LIT 499-02 Seminar in Research and Theory: Star Wars
Dr. Lincoln Konkle
Thursday 5:30-8:20pm

In this section of LIT 499, Scholarly Study of Star Wars, we will analyze the original trilogy: episodes IV, V, VI; the prequel trilogy: episodes I, II, III; a selection of Star Wars short story adaptations; and selected episodes of TV/streaming series, both animated and live action (such as Star Wars: The Clone Wars, Star Wars Rebels, The Mandalorian). Over the past 40 years, scores of articles and books (scholarly and mass market) have been published about Star Wars in its various iterations and from various points of view. Thus, our analysis will be interdisciplinary: film studies, myth, literature, philosophy, religious studies, political science, history, sociology, anthropology, economics/marketing, and perhaps others. The primary sources to be studied will be the fictional works created by George Lucas and others; secondary sources will include scholarly books and articles from a variety of disciplines on reserve at the library. The Force will be with us!

 

LIT 499-03 Seminar in Research and Theory: The Future of Live Narratives
Dr. Lisa Ortiz-Vilarelle
Monday/Thursday 12:30-1:50pm
This course offers a global study of autobiography, poetry, and fiction by women. Our objective is to explore the archetypal, stereotypical, and prototypical representation of women’s subjectivity in global contexts. We will focus on how women’s self-representation is not only complicated by certain linguistic and narratological confines, but it is also impeded by systems of oppression and human rights violations, such as censorship and captivity, throughout the globe.  We will read works by authors with origins in Jamaica, Chile, Guyana, Senegal, Dominica, and Nicaragua with an eye toward exploring and problematizing the forms and functions of various archetypes, stereotypes, and prototypes of womanhood.

 

LIT 499-04 Seminar in Research and Theory: Ecocriticism Now!
Dr.
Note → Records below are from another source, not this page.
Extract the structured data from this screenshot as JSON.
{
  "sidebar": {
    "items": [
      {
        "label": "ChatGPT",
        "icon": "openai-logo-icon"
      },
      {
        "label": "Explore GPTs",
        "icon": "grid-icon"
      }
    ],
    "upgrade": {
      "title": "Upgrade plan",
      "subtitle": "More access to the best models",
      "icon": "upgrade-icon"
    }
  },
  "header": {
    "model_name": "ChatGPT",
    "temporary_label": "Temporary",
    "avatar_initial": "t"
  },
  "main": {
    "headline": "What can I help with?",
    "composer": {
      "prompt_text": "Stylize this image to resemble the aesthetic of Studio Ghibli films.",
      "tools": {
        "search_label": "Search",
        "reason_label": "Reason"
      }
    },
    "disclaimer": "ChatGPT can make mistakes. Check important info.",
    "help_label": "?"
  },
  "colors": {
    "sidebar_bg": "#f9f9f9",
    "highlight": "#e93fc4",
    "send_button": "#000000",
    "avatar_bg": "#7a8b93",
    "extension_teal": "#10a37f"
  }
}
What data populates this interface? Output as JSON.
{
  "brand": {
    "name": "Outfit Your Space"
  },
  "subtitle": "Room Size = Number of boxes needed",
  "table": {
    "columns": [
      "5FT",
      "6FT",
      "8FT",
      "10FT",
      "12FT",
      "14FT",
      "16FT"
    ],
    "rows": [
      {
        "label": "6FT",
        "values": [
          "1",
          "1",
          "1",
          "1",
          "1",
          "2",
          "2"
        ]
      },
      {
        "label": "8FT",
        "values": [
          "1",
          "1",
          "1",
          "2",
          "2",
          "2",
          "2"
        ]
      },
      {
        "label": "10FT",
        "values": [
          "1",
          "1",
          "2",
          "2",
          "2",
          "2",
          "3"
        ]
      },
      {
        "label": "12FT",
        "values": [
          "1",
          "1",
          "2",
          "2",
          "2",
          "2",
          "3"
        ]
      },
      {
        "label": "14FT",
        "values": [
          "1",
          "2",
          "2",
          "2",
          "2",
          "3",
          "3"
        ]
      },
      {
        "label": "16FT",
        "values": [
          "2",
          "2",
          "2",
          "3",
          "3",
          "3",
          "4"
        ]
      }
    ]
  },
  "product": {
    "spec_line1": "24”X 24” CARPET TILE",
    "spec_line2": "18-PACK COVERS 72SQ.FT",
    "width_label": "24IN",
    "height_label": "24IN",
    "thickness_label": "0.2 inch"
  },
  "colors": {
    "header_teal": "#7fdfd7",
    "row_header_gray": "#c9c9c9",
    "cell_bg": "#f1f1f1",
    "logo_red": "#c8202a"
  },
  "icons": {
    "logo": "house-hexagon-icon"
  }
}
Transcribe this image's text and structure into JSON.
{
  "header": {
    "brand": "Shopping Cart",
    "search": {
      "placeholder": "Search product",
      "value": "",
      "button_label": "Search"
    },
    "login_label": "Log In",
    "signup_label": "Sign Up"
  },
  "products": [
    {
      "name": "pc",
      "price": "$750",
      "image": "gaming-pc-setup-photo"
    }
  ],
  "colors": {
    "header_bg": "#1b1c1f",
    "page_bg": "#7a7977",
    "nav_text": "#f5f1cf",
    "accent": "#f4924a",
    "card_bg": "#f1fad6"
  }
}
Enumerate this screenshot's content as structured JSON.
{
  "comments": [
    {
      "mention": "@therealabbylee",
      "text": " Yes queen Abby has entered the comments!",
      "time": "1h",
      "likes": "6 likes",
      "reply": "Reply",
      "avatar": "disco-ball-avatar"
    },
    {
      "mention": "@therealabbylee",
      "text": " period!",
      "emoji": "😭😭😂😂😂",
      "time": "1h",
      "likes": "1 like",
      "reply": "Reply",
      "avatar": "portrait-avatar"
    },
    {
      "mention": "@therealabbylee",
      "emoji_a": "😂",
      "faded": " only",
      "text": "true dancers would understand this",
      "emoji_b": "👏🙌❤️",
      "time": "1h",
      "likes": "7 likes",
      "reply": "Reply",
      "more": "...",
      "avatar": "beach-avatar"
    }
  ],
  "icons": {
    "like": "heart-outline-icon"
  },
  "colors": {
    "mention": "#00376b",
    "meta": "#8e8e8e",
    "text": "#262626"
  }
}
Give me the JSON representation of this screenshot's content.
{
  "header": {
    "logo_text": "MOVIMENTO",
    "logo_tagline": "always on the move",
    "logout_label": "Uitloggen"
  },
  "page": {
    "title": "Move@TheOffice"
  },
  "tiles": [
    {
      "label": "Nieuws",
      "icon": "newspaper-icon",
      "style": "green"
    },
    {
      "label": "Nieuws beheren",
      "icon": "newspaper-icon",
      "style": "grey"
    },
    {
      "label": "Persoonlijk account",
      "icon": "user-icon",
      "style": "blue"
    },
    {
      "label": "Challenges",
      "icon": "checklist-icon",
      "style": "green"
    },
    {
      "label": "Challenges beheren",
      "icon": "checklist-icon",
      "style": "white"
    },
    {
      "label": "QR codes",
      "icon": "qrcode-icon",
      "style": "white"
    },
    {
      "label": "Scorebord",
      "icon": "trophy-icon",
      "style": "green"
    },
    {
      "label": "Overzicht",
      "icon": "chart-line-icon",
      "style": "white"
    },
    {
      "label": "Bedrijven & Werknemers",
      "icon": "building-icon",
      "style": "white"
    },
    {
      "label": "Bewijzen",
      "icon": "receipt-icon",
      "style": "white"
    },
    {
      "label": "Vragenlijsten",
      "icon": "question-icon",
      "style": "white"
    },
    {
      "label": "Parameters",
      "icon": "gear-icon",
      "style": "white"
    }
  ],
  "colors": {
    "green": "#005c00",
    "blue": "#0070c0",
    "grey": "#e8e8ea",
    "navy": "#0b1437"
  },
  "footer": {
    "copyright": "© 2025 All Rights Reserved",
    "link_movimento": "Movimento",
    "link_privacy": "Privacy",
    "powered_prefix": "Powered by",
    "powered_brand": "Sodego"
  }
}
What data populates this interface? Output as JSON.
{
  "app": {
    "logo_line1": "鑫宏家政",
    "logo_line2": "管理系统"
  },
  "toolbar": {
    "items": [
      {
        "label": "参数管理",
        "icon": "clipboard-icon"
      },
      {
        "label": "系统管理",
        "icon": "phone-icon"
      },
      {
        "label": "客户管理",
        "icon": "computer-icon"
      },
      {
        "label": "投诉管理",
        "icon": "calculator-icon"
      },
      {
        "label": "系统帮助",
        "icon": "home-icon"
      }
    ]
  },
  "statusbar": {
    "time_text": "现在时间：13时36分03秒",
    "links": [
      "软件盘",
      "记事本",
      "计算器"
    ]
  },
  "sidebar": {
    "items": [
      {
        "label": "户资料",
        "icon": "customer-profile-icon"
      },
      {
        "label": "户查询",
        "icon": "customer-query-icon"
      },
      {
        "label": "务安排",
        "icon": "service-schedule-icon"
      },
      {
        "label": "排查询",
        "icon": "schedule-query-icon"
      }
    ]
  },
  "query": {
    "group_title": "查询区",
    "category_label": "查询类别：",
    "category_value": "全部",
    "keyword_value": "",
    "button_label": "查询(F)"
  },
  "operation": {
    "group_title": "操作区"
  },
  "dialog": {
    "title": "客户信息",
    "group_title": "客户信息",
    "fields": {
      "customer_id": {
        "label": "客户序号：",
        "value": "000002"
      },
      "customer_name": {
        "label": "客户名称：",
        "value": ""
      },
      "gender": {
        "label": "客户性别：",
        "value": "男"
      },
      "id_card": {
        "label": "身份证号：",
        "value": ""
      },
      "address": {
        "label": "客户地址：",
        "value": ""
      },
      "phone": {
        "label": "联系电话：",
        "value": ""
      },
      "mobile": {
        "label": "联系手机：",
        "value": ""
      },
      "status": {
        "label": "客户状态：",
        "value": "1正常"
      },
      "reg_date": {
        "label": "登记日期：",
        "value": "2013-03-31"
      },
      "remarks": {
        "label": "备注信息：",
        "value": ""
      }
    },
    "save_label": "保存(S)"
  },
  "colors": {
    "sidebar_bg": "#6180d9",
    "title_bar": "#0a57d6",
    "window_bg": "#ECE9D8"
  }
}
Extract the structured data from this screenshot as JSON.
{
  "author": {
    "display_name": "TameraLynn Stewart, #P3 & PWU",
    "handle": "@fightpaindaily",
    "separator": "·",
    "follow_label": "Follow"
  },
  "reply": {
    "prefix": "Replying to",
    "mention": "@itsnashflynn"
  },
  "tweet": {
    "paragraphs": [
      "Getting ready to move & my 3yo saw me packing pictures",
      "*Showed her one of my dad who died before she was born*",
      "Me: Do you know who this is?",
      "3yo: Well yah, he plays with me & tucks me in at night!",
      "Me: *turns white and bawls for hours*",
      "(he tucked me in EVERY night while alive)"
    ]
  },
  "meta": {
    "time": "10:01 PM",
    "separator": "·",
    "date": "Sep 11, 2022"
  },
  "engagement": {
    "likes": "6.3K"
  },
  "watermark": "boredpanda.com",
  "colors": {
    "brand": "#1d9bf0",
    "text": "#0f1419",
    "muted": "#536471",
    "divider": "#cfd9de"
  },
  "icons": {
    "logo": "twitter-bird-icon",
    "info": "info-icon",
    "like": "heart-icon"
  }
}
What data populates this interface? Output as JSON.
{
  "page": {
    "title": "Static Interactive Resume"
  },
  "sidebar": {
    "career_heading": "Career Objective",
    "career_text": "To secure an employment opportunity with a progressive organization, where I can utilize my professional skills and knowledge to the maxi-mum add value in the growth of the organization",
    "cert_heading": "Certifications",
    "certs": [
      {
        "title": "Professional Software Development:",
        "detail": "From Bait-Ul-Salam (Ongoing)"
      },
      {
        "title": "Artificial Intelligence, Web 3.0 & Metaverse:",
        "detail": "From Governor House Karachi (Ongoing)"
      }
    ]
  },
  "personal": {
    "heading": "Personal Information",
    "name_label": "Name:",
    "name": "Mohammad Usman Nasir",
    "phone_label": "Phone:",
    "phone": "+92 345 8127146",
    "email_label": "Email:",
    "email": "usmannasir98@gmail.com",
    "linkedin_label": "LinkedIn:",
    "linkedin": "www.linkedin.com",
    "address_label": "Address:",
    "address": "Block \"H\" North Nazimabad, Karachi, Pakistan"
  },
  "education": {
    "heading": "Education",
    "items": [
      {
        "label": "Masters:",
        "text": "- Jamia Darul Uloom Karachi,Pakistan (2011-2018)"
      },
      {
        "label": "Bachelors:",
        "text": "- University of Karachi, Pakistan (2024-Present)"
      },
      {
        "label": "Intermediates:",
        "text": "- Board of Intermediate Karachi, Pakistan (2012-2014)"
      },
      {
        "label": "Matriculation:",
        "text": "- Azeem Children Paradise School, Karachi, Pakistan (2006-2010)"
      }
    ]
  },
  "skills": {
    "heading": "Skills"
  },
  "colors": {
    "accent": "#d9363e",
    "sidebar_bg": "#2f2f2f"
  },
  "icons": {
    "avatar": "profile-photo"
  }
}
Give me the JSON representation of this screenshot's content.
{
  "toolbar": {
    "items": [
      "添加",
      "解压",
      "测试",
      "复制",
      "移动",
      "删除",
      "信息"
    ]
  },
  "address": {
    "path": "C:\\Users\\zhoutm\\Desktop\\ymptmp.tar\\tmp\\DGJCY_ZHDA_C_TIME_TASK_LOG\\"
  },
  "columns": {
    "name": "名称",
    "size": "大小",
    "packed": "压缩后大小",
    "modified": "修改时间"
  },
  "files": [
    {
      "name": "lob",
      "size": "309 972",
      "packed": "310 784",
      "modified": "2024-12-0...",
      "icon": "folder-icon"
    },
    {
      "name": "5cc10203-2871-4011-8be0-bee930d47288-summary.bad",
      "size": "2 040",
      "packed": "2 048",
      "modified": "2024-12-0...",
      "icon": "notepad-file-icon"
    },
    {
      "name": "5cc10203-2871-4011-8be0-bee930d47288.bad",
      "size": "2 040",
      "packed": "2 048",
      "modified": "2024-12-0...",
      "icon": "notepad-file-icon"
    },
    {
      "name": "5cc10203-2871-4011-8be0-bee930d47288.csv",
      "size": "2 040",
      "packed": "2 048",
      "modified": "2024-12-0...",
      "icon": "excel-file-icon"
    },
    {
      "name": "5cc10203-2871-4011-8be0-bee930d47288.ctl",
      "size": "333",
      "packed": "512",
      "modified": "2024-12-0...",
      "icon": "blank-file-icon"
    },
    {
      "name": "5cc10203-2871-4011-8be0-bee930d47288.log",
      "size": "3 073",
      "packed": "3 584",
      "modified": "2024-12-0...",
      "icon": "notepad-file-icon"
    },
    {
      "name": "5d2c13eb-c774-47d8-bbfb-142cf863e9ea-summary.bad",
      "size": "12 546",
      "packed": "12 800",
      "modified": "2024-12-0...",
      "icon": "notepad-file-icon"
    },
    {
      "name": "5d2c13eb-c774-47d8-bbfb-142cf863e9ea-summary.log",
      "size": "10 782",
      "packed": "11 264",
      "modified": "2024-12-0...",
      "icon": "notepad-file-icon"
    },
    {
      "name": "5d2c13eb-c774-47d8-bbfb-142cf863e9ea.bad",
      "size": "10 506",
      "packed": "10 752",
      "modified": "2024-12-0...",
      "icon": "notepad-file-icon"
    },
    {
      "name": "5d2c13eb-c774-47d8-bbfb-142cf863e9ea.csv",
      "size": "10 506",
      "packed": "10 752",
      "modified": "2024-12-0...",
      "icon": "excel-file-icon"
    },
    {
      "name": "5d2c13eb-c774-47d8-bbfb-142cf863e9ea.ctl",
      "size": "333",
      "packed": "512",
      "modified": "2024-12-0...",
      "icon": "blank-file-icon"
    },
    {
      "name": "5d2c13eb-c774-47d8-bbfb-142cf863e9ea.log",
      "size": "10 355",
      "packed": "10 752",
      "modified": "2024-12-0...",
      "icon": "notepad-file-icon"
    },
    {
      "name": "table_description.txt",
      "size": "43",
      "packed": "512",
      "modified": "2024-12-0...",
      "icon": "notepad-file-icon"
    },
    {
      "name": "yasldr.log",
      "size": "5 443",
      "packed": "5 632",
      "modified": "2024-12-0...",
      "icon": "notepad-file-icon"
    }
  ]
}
Glenn Steinberg
Monday 5:30-8:20pm
Lots of the stories in the Middle Ages take place in “natural” settings.  This section of LIT 499 examines how medieval writers conceive of and portray the natural world – in comparison with how we understand nature today and in the context of ecocritical theory and environmental sociology.  We read lots of different medieval texts, including Arthurian romances, fabliaux (mildly dirty stories that engage in social satire), and dream visions. This course may also have a community-engaged learning component, working with TCNJ’s Campus as a Living Lab (CaLL) on an environmental education project that uses what we have learned in class. From knights wandering in forest wilds to modern-day initiatives to encourage sustainability, we consider how humans define, describe, and engage with the natural world.